Publicado no Estadão
Diante da inversão de valores perpetrada pela Câmara na retaliação da proposta das medidas de combate à corrupção e da tentativa do réu que preside o Senado de votá-la de afogadilho na Casa revisora, é de se perguntar qual é a parte do repúdio social a manobras espúrias que Suas Excelências ainda não entenderam.
Hoje estão marcados protestos cuja motivação mais forte reside nas recentes atitudes do Congresso. A pauta é dispersa, embora o recado da sociedade seja claro: "Não me enganem, porque definitiva e claramente eu não gosto". Retrato disso foi o contraste entre a animosidade latente contra o juiz Sérgio Moro na Mesa Diretora e a calorosa recepção dada a ele por parte de funcionários do Senado quando do debate, no plenário, sobre a Lei de Abuso de Autoridade.
Na rua, ocorre do mesmo modo. Só que lá o juiz (para além da figura de Moro) é tratado também com apreço e os políticos com menosprezo. O paradoxo é estes dependem de votos para seguir na carreira, mas são aqueles (magistrados, promotores, procuradores e policiais) os que falam o idioma da legalidade, valor finalmente em alta na sociedade brasileira.

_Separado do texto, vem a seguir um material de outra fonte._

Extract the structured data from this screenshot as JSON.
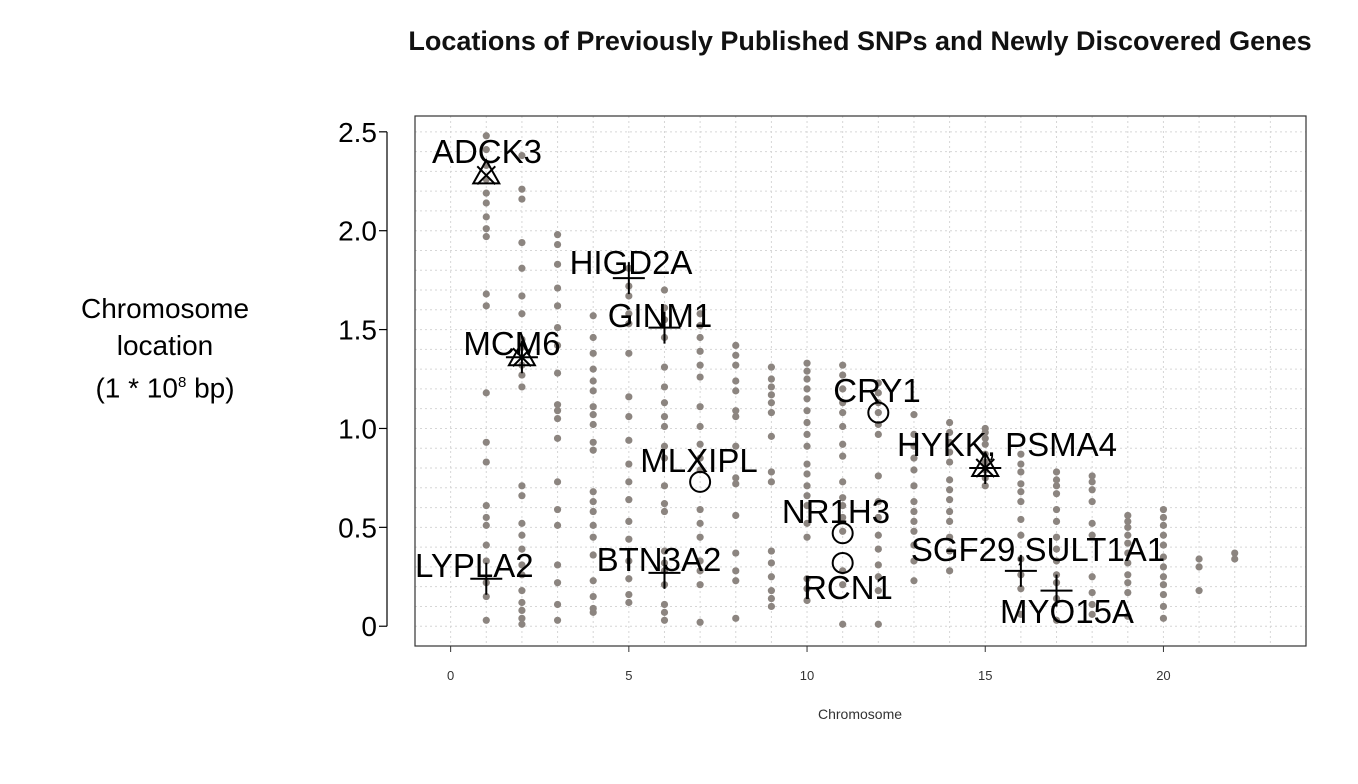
{
  "chart_data": {
    "type": "scatter",
    "title": "Locations of Previously Published SNPs and Newly Discovered Genes",
    "xlabel": "Chromosome",
    "ylabel": {
      "line1": "Chromosome",
      "line2": "location",
      "line3_prefix": "(1 * 10",
      "line3_exp": "8",
      "line3_suffix": " bp)"
    },
    "xlim": [
      -1,
      24
    ],
    "ylim": [
      -0.1,
      2.58
    ],
    "xticks": [
      0,
      5,
      10,
      15,
      20
    ],
    "yticks": [
      0,
      0.5,
      1.0,
      1.5,
      2.0,
      2.5
    ],
    "ytick_labels": [
      "0",
      "0.5",
      "1.0",
      "1.5",
      "2.0",
      "2.5"
    ],
    "grid": true,
    "snp_color": "#8c8580",
    "snp_series": [
      {
        "chromosome": 1,
        "locations": [
          0.03,
          0.15,
          0.22,
          0.33,
          0.41,
          0.51,
          0.55,
          0.61,
          0.83,
          0.93,
          1.18,
          1.62,
          1.68,
          1.97,
          2.01,
          2.07,
          2.14,
          2.19,
          2.26,
          2.33,
          2.41,
          2.48
        ]
      },
      {
        "chromosome": 2,
        "locations": [
          0.01,
          0.04,
          0.08,
          0.12,
          0.18,
          0.26,
          0.31,
          0.39,
          0.46,
          0.52,
          0.66,
          0.71,
          1.21,
          1.27,
          1.32,
          1.41,
          1.45,
          1.58,
          1.67,
          1.81,
          1.94,
          2.16,
          2.21,
          2.38
        ]
      },
      {
        "chromosome": 3,
        "locations": [
          0.03,
          0.11,
          0.22,
          0.31,
          0.51,
          0.59,
          0.73,
          0.95,
          1.05,
          1.09,
          1.12,
          1.28,
          1.42,
          1.51,
          1.62,
          1.71,
          1.83,
          1.93,
          1.98
        ]
      },
      {
        "chromosome": 4,
        "locations": [
          0.07,
          0.09,
          0.15,
          0.23,
          0.36,
          0.45,
          0.51,
          0.58,
          0.63,
          0.68,
          0.89,
          0.93,
          1.02,
          1.07,
          1.11,
          1.19,
          1.24,
          1.3,
          1.38,
          1.46,
          1.57
        ]
      },
      {
        "chromosome": 5,
        "locations": [
          0.12,
          0.16,
          0.24,
          0.33,
          0.44,
          0.53,
          0.64,
          0.73,
          0.82,
          0.94,
          1.06,
          1.16,
          1.38,
          1.53,
          1.58,
          1.67,
          1.72,
          1.81
        ]
      },
      {
        "chromosome": 6,
        "locations": [
          0.03,
          0.07,
          0.11,
          0.21,
          0.28,
          0.32,
          0.38,
          0.58,
          0.62,
          0.71,
          0.85,
          0.91,
          1.01,
          1.06,
          1.13,
          1.21,
          1.31,
          1.46,
          1.55,
          1.61,
          1.7
        ]
      },
      {
        "chromosome": 7,
        "locations": [
          0.02,
          0.21,
          0.28,
          0.33,
          0.45,
          0.52,
          0.59,
          0.79,
          0.85,
          0.92,
          1.01,
          1.11,
          1.26,
          1.32,
          1.39,
          1.46,
          1.52,
          1.58
        ]
      },
      {
        "chromosome": 8,
        "locations": [
          0.04,
          0.23,
          0.28,
          0.37,
          0.56,
          0.72,
          0.75,
          0.91,
          1.06,
          1.09,
          1.19,
          1.24,
          1.32,
          1.37,
          1.42
        ]
      },
      {
        "chromosome": 9,
        "locations": [
          0.1,
          0.14,
          0.18,
          0.25,
          0.32,
          0.38,
          0.73,
          0.78,
          0.96,
          1.08,
          1.13,
          1.17,
          1.21,
          1.25,
          1.31
        ]
      },
      {
        "chromosome": 10,
        "locations": [
          0.13,
          0.19,
          0.24,
          0.45,
          0.52,
          0.61,
          0.66,
          0.71,
          0.77,
          0.82,
          0.91,
          0.97,
          1.03,
          1.09,
          1.15,
          1.2,
          1.25,
          1.29,
          1.33
        ]
      },
      {
        "chromosome": 11,
        "locations": [
          0.01,
          0.21,
          0.28,
          0.48,
          0.55,
          0.61,
          0.65,
          0.73,
          0.86,
          0.92,
          1.01,
          1.08,
          1.13,
          1.2,
          1.27,
          1.32
        ]
      },
      {
        "chromosome": 12,
        "locations": [
          0.01,
          0.18,
          0.25,
          0.31,
          0.39,
          0.46,
          0.55,
          0.63,
          0.76,
          0.97,
          1.02,
          1.08,
          1.13,
          1.18,
          1.23
        ]
      },
      {
        "chromosome": 13,
        "locations": [
          0.23,
          0.33,
          0.41,
          0.48,
          0.53,
          0.58,
          0.63,
          0.71,
          0.79,
          0.85,
          0.91,
          0.97,
          1.07
        ]
      },
      {
        "chromosome": 14,
        "locations": [
          0.28,
          0.38,
          0.45,
          0.53,
          0.58,
          0.64,
          0.69,
          0.74,
          0.83,
          0.88,
          0.93,
          0.98,
          1.03
        ]
      },
      {
        "chromosome": 15,
        "locations": [
          0.71,
          0.75,
          0.79,
          0.83,
          0.87,
          0.92,
          0.95,
          0.98,
          1.0
        ]
      },
      {
        "chromosome": 16,
        "locations": [
          0.06,
          0.19,
          0.26,
          0.34,
          0.46,
          0.54,
          0.63,
          0.68,
          0.72,
          0.78,
          0.82,
          0.87
        ]
      },
      {
        "chromosome": 17,
        "locations": [
          0.03,
          0.14,
          0.22,
          0.26,
          0.33,
          0.39,
          0.45,
          0.53,
          0.59,
          0.67,
          0.71,
          0.74,
          0.78
        ]
      },
      {
        "chromosome": 18,
        "locations": [
          0.06,
          0.11,
          0.17,
          0.25,
          0.46,
          0.52,
          0.63,
          0.69,
          0.73,
          0.76
        ]
      },
      {
        "chromosome": 19,
        "locations": [
          0.05,
          0.17,
          0.22,
          0.26,
          0.32,
          0.37,
          0.42,
          0.46,
          0.5,
          0.53,
          0.56
        ]
      },
      {
        "chromosome": 20,
        "locations": [
          0.04,
          0.1,
          0.16,
          0.21,
          0.25,
          0.3,
          0.35,
          0.41,
          0.46,
          0.51,
          0.55,
          0.59
        ]
      },
      {
        "chromosome": 21,
        "locations": [
          0.18,
          0.3,
          0.34
        ]
      },
      {
        "chromosome": 22,
        "locations": [
          0.34,
          0.37
        ]
      }
    ],
    "genes": [
      {
        "label": "ADCK3",
        "chromosome": 1,
        "location": 2.28,
        "markers": [
          "triangle",
          "x"
        ]
      },
      {
        "label": "HIGD2A",
        "chromosome": 5,
        "location": 1.76,
        "markers": [
          "plus"
        ]
      },
      {
        "label": "GINM1",
        "chromosome": 6,
        "location": 1.51,
        "markers": [
          "plus"
        ]
      },
      {
        "label": "MCM6",
        "chromosome": 2,
        "location": 1.36,
        "markers": [
          "triangle",
          "x",
          "plus"
        ]
      },
      {
        "label": "CRY1",
        "chromosome": 12,
        "location": 1.08,
        "markers": [
          "circle"
        ]
      },
      {
        "label": "HYKK, PSMA4",
        "chromosome": 15,
        "location": 0.8,
        "markers": [
          "triangle",
          "x",
          "plus"
        ]
      },
      {
        "label": "MLXIPL",
        "chromosome": 7,
        "location": 0.73,
        "markers": [
          "circle"
        ]
      },
      {
        "label": "NR1H3",
        "chromosome": 11,
        "location": 0.47,
        "markers": [
          "circle"
        ]
      },
      {
        "label": "RCN1",
        "chromosome": 11,
        "location": 0.32,
        "markers": [
          "circle"
        ]
      },
      {
        "label": "SGF29,SULT1A1",
        "chromosome": 16,
        "location": 0.28,
        "markers": [
          "plus"
        ]
      },
      {
        "label": "MYO15A",
        "chromosome": 17,
        "location": 0.18,
        "markers": [
          "plus"
        ]
      },
      {
        "label": "BTN3A2",
        "chromosome": 6,
        "location": 0.27,
        "markers": [
          "plus"
        ]
      },
      {
        "label": "LYPLA2",
        "chromosome": 1,
        "location": 0.24,
        "markers": [
          "plus"
        ]
      }
    ]
  }
}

Em baixa na opinião do público o Congresso está faz tempo. O dado novo é a manifestação coletiva da condenação aos atos cometidos no ambiente legislativo, justamente o que abriga representantes da população, cujo dever de ofício deveria ser o de zelar pelos interesses dos brasileiros, senhores de seus mandatos.
A Câmara e o Senado vêm de um processo legal e legítimo de impeachment presidencial, mas em nenhuma das duas Casas prepondera a compreensão de que a convergência com a posição da maioria expressa nos protestos contra os governos do PT e confirmada pelas pesquisas de opinião não dá ao Parlamento um salvo-conduto para atuar ao seu bel-prazer sem ser importunado.
Ao contrário: o conjunto de razões pelas quais deputados e senadores afastaram do poder o grupo liderado de direito por Dilma Rousseff e de fato por Luiz Inácio da Silva, os obriga a seguir o padrão de exigência aplicado para sustentar o afastamento. O grupo que assumiu o governo, aí incluídos os congressistas aliados, não pode dar-se ao desfrute de adotar o lema "faça o que eu digo, mas não faça o que eu faço". O mesmo aplica-se ao PT que agora de volta à oposição atua como se nada tivesse a ver com o poço fundo em que jogou o País.
Suas Excelências abusaram e se lambuzaram. Aqueles recentemente apeados do poder, no assalto ao Estado. Seus substitutos, na agressão à paciência e à capacidade de discernimento dos cidadãos. À exceção de um e outro exagero – imediatamente apontados ou corrigidos – os responsáveis pelas investigações e condenações em curso até agora se mantiveram nos padrões da lei, conforme atesta o aval dos tribunais superiores à quase totalidade das ações.
Abuso de autoridade pronto e acabado ocorreu no Congresso e, em vários momentos, no Executivo. Ou não é um abuso inverter o espírito das propostas de combate à corrupção para aprovar medidas em defesa de corruptos e de ataque aos encarregados de investigá-los? Ou não se configura um abuso da investidura do cargo o réu que preside o Senado comandar manobra para aprovar a lambança tal como saiu da Câmara de maneira açodada a fim de dar o fato como consumado?
Congressistas falaram de corda em casa de enforcado, acabaram por enrolar os respectivos pescoços ao atiçar a população e alimentar a motivação aos protestos marcados para hoje e tornarem-se alvo principal das manifestações. A depender da amplitude e densidade da grita geral, nossas autoridades legislativas terão dado tiros que saíram pela culatra para se alojar no coração do Parlamento.